Once you transfer your balance, it’s usually best to stop using that card for new purchases. The promotional rate may apply only to the transferred balance, not to anything new you charge. That means new purchases could start accruing interest right away if you don’t pay your full statement balance.
On top of that, your payments may not be applied the way you expect, which can make the debt harder to clear.
Is a credit card balance transfer worth it?
A balance transfer can be worth it if it cuts your interest costs enough to help you get out of debt faster.
That said, balance transfers also take time, may involve fees, and usually require a new credit card application, which triggers a hard credit inquiry. The best balance transfer offers are often reserved for applicants with good or excellent credit, and you’ll need a high enough credit limit to cover the amount you want to transfer, plus any applicable fee.
If your credit is weaker, you may still qualify for a card — but not necessarily one with a low enough rate or high enough limit to make the transfer worthwhile.

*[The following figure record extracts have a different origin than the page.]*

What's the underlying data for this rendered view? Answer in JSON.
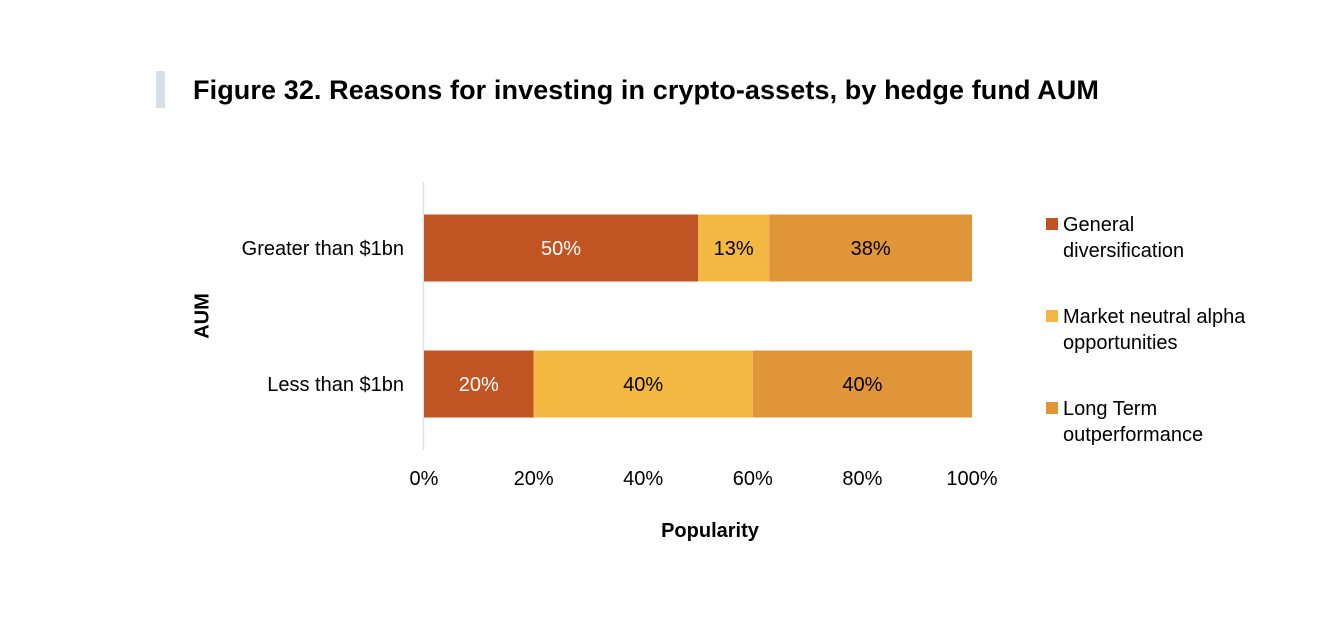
{
  "figure": {
    "title": "Figure 32. Reasons for investing in crypto-assets, by hedge fund AUM"
  },
  "chart_data": {
    "type": "bar",
    "orientation": "horizontal",
    "stacked": true,
    "title": "Figure 32. Reasons for investing in crypto-assets, by hedge fund AUM",
    "xlabel": "Popularity",
    "ylabel": "AUM",
    "xlim": [
      0,
      100
    ],
    "x_ticks": [
      "0%",
      "20%",
      "40%",
      "60%",
      "80%",
      "100%"
    ],
    "categories": [
      "Greater than $1bn",
      "Less than $1bn"
    ],
    "series": [
      {
        "name": "General diversification",
        "legend_lines": [
          "General",
          "diversification"
        ],
        "color": "#c05423",
        "values": [
          50,
          20
        ],
        "labels": [
          "50%",
          "20%"
        ],
        "label_color": "#ffffff"
      },
      {
        "name": "Market neutral alpha opportunities",
        "legend_lines": [
          "Market neutral alpha",
          "opportunities"
        ],
        "color": "#f3b842",
        "values": [
          13,
          40
        ],
        "labels": [
          "13%",
          "40%"
        ],
        "label_color": "#000000"
      },
      {
        "name": "Long Term outperformance",
        "legend_lines": [
          "Long Term",
          "outperformance"
        ],
        "color": "#e09538",
        "values": [
          38,
          40
        ],
        "labels": [
          "38%",
          "40%"
        ],
        "label_color": "#000000"
      }
    ],
    "legend_position": "right",
    "grid": false
  }
}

The real question is not whether you can move the debt. It’s whether you can actually pay it down before the promotional rate ends. A balance transfer usually works best when the amount is manageable enough to repay most or all of it during the intro period. Otherwise, you may just be moving debt around instead of reducing it.

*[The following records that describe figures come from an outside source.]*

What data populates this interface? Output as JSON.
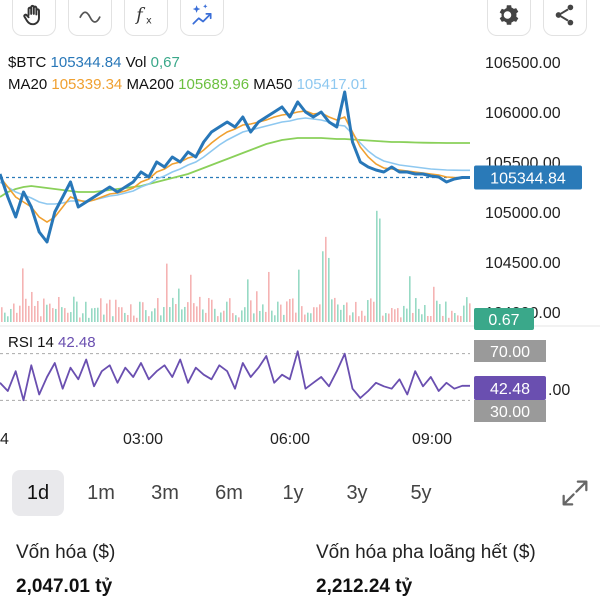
{
  "toolbar": {
    "left_buttons": [
      {
        "icon": "hand-icon"
      },
      {
        "icon": "wave-line-icon"
      },
      {
        "icon": "fx-icon",
        "label": "fx"
      },
      {
        "icon": "magic-sparkle-icon"
      }
    ],
    "right_buttons": [
      {
        "icon": "gear-icon"
      },
      {
        "icon": "share-icon"
      }
    ]
  },
  "legend": {
    "symbol": "$BTC",
    "price": "105344.84",
    "vol_label": "Vol",
    "vol_value": "0,67",
    "ma20_label": "MA20",
    "ma20_value": "105339.34",
    "ma200_label": "MA200",
    "ma200_value": "105689.96",
    "ma50_label": "MA50",
    "ma50_value": "105417.01"
  },
  "rsi": {
    "label": "RSI 14",
    "value": "42.48",
    "upper_label": "70.00",
    "lower_label": "30.00",
    "mid_label": ".00"
  },
  "price_axis": {
    "ticks": [
      "106500.00",
      "106000.00",
      "105500.00",
      "105000.00",
      "104500.00",
      "104000.00"
    ],
    "current_label": "105344.84",
    "vol_label": "0.67"
  },
  "time_axis": {
    "ticks": [
      "4",
      "03:00",
      "06:00",
      "09:00"
    ]
  },
  "periods": [
    {
      "label": "1d",
      "active": true
    },
    {
      "label": "1m",
      "active": false
    },
    {
      "label": "3m",
      "active": false
    },
    {
      "label": "6m",
      "active": false
    },
    {
      "label": "1y",
      "active": false
    },
    {
      "label": "3y",
      "active": false
    },
    {
      "label": "5y",
      "active": false
    }
  ],
  "stats": {
    "market_cap_label": "Vốn hóa ($)",
    "market_cap_value": "2,047.01 tỷ",
    "fdv_label": "Vốn hóa pha loãng hết ($)",
    "fdv_value": "2,212.24 tỷ"
  },
  "colors": {
    "price_line": "#2877b8",
    "ma20": "#f0a030",
    "ma200": "#8ad05a",
    "ma50": "#8ec8f0",
    "rsi_line": "#6a4fb0",
    "vol_green": "#7dd1b5",
    "vol_red": "#f2a0a0",
    "price_tag": "#2a7ab8",
    "vol_tag": "#3aa88a",
    "rsi_tag": "#6a4fb0",
    "rsi_band_tag": "#9a9a9a"
  },
  "chart_data": {
    "type": "line",
    "x": [
      0,
      1,
      2,
      3,
      4,
      5,
      6,
      7,
      8,
      9,
      10,
      11,
      12,
      13,
      14,
      15,
      16,
      17,
      18,
      19,
      20,
      21,
      22,
      23,
      24,
      25,
      26,
      27,
      28,
      29,
      30,
      31,
      32,
      33,
      34,
      35,
      36,
      37,
      38,
      39,
      40,
      41,
      42,
      43,
      44,
      45,
      46,
      47,
      48,
      49,
      50,
      51,
      52,
      53,
      54,
      55,
      56,
      57,
      58,
      59,
      60
    ],
    "series": [
      {
        "name": "$BTC",
        "values": [
          105380,
          105150,
          104950,
          105200,
          105050,
          104800,
          104700,
          105000,
          105150,
          105300,
          105050,
          105100,
          105150,
          105200,
          105250,
          105200,
          105250,
          105300,
          105400,
          105350,
          105500,
          105450,
          105550,
          105500,
          105600,
          105550,
          105700,
          105800,
          105850,
          105900,
          105850,
          105950,
          105800,
          105900,
          105950,
          106000,
          106050,
          105950,
          106100,
          106000,
          105950,
          106000,
          105900,
          105850,
          106200,
          105700,
          105500,
          105450,
          105420,
          105400,
          105450,
          105400,
          105400,
          105380,
          105380,
          105360,
          105350,
          105300,
          105330,
          105345,
          105345
        ]
      },
      {
        "name": "MA20",
        "values": [
          105350,
          105250,
          105150,
          105100,
          105050,
          104950,
          104900,
          104950,
          105050,
          105150,
          105120,
          105100,
          105120,
          105150,
          105180,
          105190,
          105210,
          105240,
          105300,
          105330,
          105400,
          105430,
          105480,
          105500,
          105540,
          105560,
          105620,
          105690,
          105750,
          105800,
          105830,
          105870,
          105880,
          105900,
          105920,
          105950,
          105970,
          105980,
          106000,
          106010,
          105980,
          105990,
          105950,
          105920,
          105950,
          105800,
          105650,
          105550,
          105480,
          105440,
          105430,
          105420,
          105410,
          105400,
          105390,
          105380,
          105370,
          105350,
          105345,
          105340,
          105339
        ]
      },
      {
        "name": "MA200",
        "values": [
          105150,
          105200,
          105230,
          105250,
          105260,
          105250,
          105240,
          105230,
          105220,
          105210,
          105200,
          105200,
          105200,
          105210,
          105220,
          105230,
          105240,
          105250,
          105260,
          105280,
          105300,
          105320,
          105340,
          105360,
          105380,
          105410,
          105440,
          105470,
          105500,
          105530,
          105560,
          105590,
          105620,
          105650,
          105680,
          105700,
          105720,
          105730,
          105740,
          105740,
          105740,
          105740,
          105735,
          105730,
          105730,
          105725,
          105720,
          105715,
          105710,
          105705,
          105700,
          105700,
          105698,
          105695,
          105693,
          105692,
          105691,
          105690,
          105690,
          105690,
          105690
        ]
      },
      {
        "name": "MA50",
        "values": [
          105300,
          105250,
          105200,
          105170,
          105140,
          105100,
          105080,
          105080,
          105090,
          105110,
          105110,
          105110,
          105120,
          105140,
          105160,
          105170,
          105190,
          105210,
          105250,
          105280,
          105330,
          105360,
          105400,
          105430,
          105470,
          105500,
          105550,
          105610,
          105670,
          105720,
          105760,
          105800,
          105820,
          105840,
          105860,
          105880,
          105900,
          105910,
          105930,
          105940,
          105930,
          105920,
          105900,
          105870,
          105860,
          105780,
          105690,
          105610,
          105550,
          105510,
          105490,
          105470,
          105460,
          105450,
          105440,
          105430,
          105425,
          105420,
          105418,
          105417,
          105417
        ]
      },
      {
        "name": "RSI 14",
        "values": [
          45,
          38,
          55,
          30,
          60,
          35,
          50,
          62,
          40,
          58,
          48,
          65,
          42,
          55,
          60,
          45,
          58,
          50,
          62,
          48,
          55,
          60,
          50,
          65,
          45,
          58,
          52,
          48,
          60,
          55,
          40,
          62,
          50,
          58,
          68,
          45,
          52,
          48,
          72,
          40,
          45,
          50,
          42,
          55,
          70,
          40,
          32,
          38,
          45,
          42,
          40,
          48,
          35,
          55,
          42,
          50,
          38,
          45,
          40,
          42.48,
          42.48
        ]
      }
    ],
    "ylim": [
      104000,
      106700
    ],
    "yticks": [
      106500,
      106000,
      105500,
      105000,
      104500,
      104000
    ],
    "rsi_levels": [
      70,
      30
    ]
  }
}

That may be easier said than done: among Canadians with credit card debt, 45% said it would take them six months or longer to pay it off, according to NerdWallet Canada’s 2025 Canadian Consumer Credit Card Report.

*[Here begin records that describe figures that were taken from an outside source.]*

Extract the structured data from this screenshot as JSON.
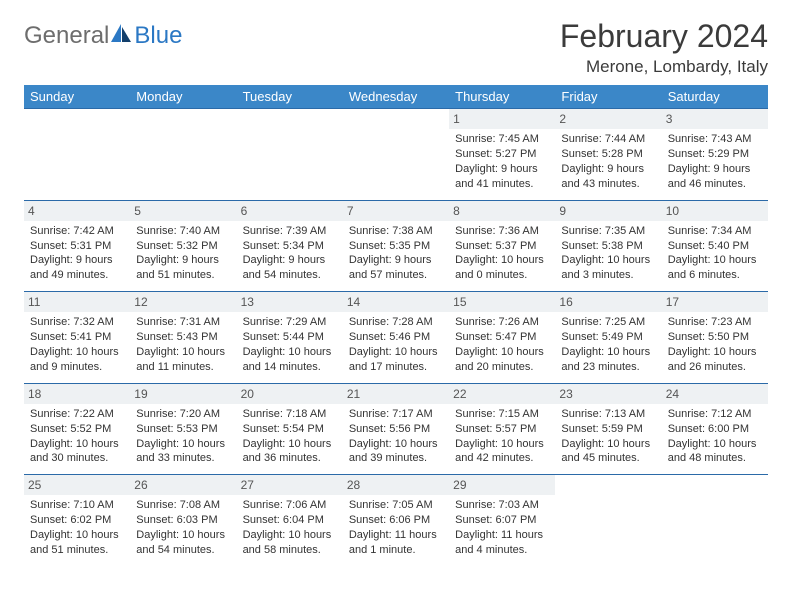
{
  "logo": {
    "general": "General",
    "blue": "Blue"
  },
  "title": "February 2024",
  "location": "Merone, Lombardy, Italy",
  "day_labels": [
    "Sunday",
    "Monday",
    "Tuesday",
    "Wednesday",
    "Thursday",
    "Friday",
    "Saturday"
  ],
  "colors": {
    "header_bg": "#3b87c8",
    "header_text": "#ffffff",
    "border": "#2b6aa8",
    "daynum_bg": "#eef1f3",
    "logo_gray": "#6d6d6d",
    "logo_blue": "#2b78c4"
  },
  "weeks": [
    [
      null,
      null,
      null,
      null,
      {
        "n": "1",
        "sunrise": "Sunrise: 7:45 AM",
        "sunset": "Sunset: 5:27 PM",
        "day1": "Daylight: 9 hours",
        "day2": "and 41 minutes."
      },
      {
        "n": "2",
        "sunrise": "Sunrise: 7:44 AM",
        "sunset": "Sunset: 5:28 PM",
        "day1": "Daylight: 9 hours",
        "day2": "and 43 minutes."
      },
      {
        "n": "3",
        "sunrise": "Sunrise: 7:43 AM",
        "sunset": "Sunset: 5:29 PM",
        "day1": "Daylight: 9 hours",
        "day2": "and 46 minutes."
      }
    ],
    [
      {
        "n": "4",
        "sunrise": "Sunrise: 7:42 AM",
        "sunset": "Sunset: 5:31 PM",
        "day1": "Daylight: 9 hours",
        "day2": "and 49 minutes."
      },
      {
        "n": "5",
        "sunrise": "Sunrise: 7:40 AM",
        "sunset": "Sunset: 5:32 PM",
        "day1": "Daylight: 9 hours",
        "day2": "and 51 minutes."
      },
      {
        "n": "6",
        "sunrise": "Sunrise: 7:39 AM",
        "sunset": "Sunset: 5:34 PM",
        "day1": "Daylight: 9 hours",
        "day2": "and 54 minutes."
      },
      {
        "n": "7",
        "sunrise": "Sunrise: 7:38 AM",
        "sunset": "Sunset: 5:35 PM",
        "day1": "Daylight: 9 hours",
        "day2": "and 57 minutes."
      },
      {
        "n": "8",
        "sunrise": "Sunrise: 7:36 AM",
        "sunset": "Sunset: 5:37 PM",
        "day1": "Daylight: 10 hours",
        "day2": "and 0 minutes."
      },
      {
        "n": "9",
        "sunrise": "Sunrise: 7:35 AM",
        "sunset": "Sunset: 5:38 PM",
        "day1": "Daylight: 10 hours",
        "day2": "and 3 minutes."
      },
      {
        "n": "10",
        "sunrise": "Sunrise: 7:34 AM",
        "sunset": "Sunset: 5:40 PM",
        "day1": "Daylight: 10 hours",
        "day2": "and 6 minutes."
      }
    ],
    [
      {
        "n": "11",
        "sunrise": "Sunrise: 7:32 AM",
        "sunset": "Sunset: 5:41 PM",
        "day1": "Daylight: 10 hours",
        "day2": "and 9 minutes."
      },
      {
        "n": "12",
        "sunrise": "Sunrise: 7:31 AM",
        "sunset": "Sunset: 5:43 PM",
        "day1": "Daylight: 10 hours",
        "day2": "and 11 minutes."
      },
      {
        "n": "13",
        "sunrise": "Sunrise: 7:29 AM",
        "sunset": "Sunset: 5:44 PM",
        "day1": "Daylight: 10 hours",
        "day2": "and 14 minutes."
      },
      {
        "n": "14",
        "sunrise": "Sunrise: 7:28 AM",
        "sunset": "Sunset: 5:46 PM",
        "day1": "Daylight: 10 hours",
        "day2": "and 17 minutes."
      },
      {
        "n": "15",
        "sunrise": "Sunrise: 7:26 AM",
        "sunset": "Sunset: 5:47 PM",
        "day1": "Daylight: 10 hours",
        "day2": "and 20 minutes."
      },
      {
        "n": "16",
        "sunrise": "Sunrise: 7:25 AM",
        "sunset": "Sunset: 5:49 PM",
        "day1": "Daylight: 10 hours",
        "day2": "and 23 minutes."
      },
      {
        "n": "17",
        "sunrise": "Sunrise: 7:23 AM",
        "sunset": "Sunset: 5:50 PM",
        "day1": "Daylight: 10 hours",
        "day2": "and 26 minutes."
      }
    ],
    [
      {
        "n": "18",
        "sunrise": "Sunrise: 7:22 AM",
        "sunset": "Sunset: 5:52 PM",
        "day1": "Daylight: 10 hours",
        "day2": "and 30 minutes."
      },
      {
        "n": "19",
        "sunrise": "Sunrise: 7:20 AM",
        "sunset": "Sunset: 5:53 PM",
        "day1": "Daylight: 10 hours",
        "day2": "and 33 minutes."
      },
      {
        "n": "20",
        "sunrise": "Sunrise: 7:18 AM",
        "sunset": "Sunset: 5:54 PM",
        "day1": "Daylight: 10 hours",
        "day2": "and 36 minutes."
      },
      {
        "n": "21",
        "sunrise": "Sunrise: 7:17 AM",
        "sunset": "Sunset: 5:56 PM",
        "day1": "Daylight: 10 hours",
        "day2": "and 39 minutes."
      },
      {
        "n": "22",
        "sunrise": "Sunrise: 7:15 AM",
        "sunset": "Sunset: 5:57 PM",
        "day1": "Daylight: 10 hours",
        "day2": "and 42 minutes."
      },
      {
        "n": "23",
        "sunrise": "Sunrise: 7:13 AM",
        "sunset": "Sunset: 5:59 PM",
        "day1": "Daylight: 10 hours",
        "day2": "and 45 minutes."
      },
      {
        "n": "24",
        "sunrise": "Sunrise: 7:12 AM",
        "sunset": "Sunset: 6:00 PM",
        "day1": "Daylight: 10 hours",
        "day2": "and 48 minutes."
      }
    ],
    [
      {
        "n": "25",
        "sunrise": "Sunrise: 7:10 AM",
        "sunset": "Sunset: 6:02 PM",
        "day1": "Daylight: 10 hours",
        "day2": "and 51 minutes."
      },
      {
        "n": "26",
        "sunrise": "Sunrise: 7:08 AM",
        "sunset": "Sunset: 6:03 PM",
        "day1": "Daylight: 10 hours",
        "day2": "and 54 minutes."
      },
      {
        "n": "27",
        "sunrise": "Sunrise: 7:06 AM",
        "sunset": "Sunset: 6:04 PM",
        "day1": "Daylight: 10 hours",
        "day2": "and 58 minutes."
      },
      {
        "n": "28",
        "sunrise": "Sunrise: 7:05 AM",
        "sunset": "Sunset: 6:06 PM",
        "day1": "Daylight: 11 hours",
        "day2": "and 1 minute."
      },
      {
        "n": "29",
        "sunrise": "Sunrise: 7:03 AM",
        "sunset": "Sunset: 6:07 PM",
        "day1": "Daylight: 11 hours",
        "day2": "and 4 minutes."
      },
      null,
      null
    ]
  ]
}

A simple way to think about it: compare the transfer fee and any likely post-promo interest with the interest you’d pay if you stayed where you are. If the transfer doesn’t leave you clearly better off, another option for consolidating your credit card debt may be a better fit.
A balance transfer may be a good fit if:
you have good enough credit to qualify for a strong offer
the transfer fee doesn’t wipe out the savings
you can realistically pay off most or all of the balance during the promo period
you’re trying to repay debt, not free up room to keep spending.
It may not be the right move if:
you’re already missing payments
you’ll likely need longer than the promo period to make a real dent
the new card’s limit won’t cover enough of the debt to matter
you’re likely to keep carrying new balances on top of the transferred one.
Will a balance transfer hurt my credit?
A balance transfer can affect your credit score, but the impact is usually temporary if you manage the new card well.
Here are a few ways your credit could take a temporary hit:
Applying for too much credit at once
A balance transfer card application triggers a hard credit check. If you apply for several cards or loans within a short period, your score may dip for a while.
Continuing to carry balances on multiple cards
If you transfer a balance but keep using your old cards or add new debt elsewhere, your credit utilization ratio can stay high, which may hurt your score.
Closing your old card too quickly
After transferring the balance, you might want to close the old card and move on. But if that card has no annual fee, keeping it open may help your credit by preserving available credit and the age of your accounts. Closing it could reduce your total available credit and push your utilization higher.
What to look for in a balance transfer credit card
Not all balance transfer cards work the same way, so it’s important to look beyond the advertised promotional rate.
Some cards offer 0% interest for a limited time, while others offer a low ongoing rate instead. Some charge no annual fee, while others may still be worth considering if the savings from the lower rate outweigh the cost of carrying the card.
You’ll also want to check whether a balance transfer fee applies, how long the promotional rate lasts, and what interest rate kicks in afterward. If you’re likely to carry the balance beyond the intro period, those details matter just as much as the promo itself.
The right balance transfer card is one that gives you enough time and enough savings to make real progress on your debt. If all it does is move the balance to a new home, it probably isn’t solving much.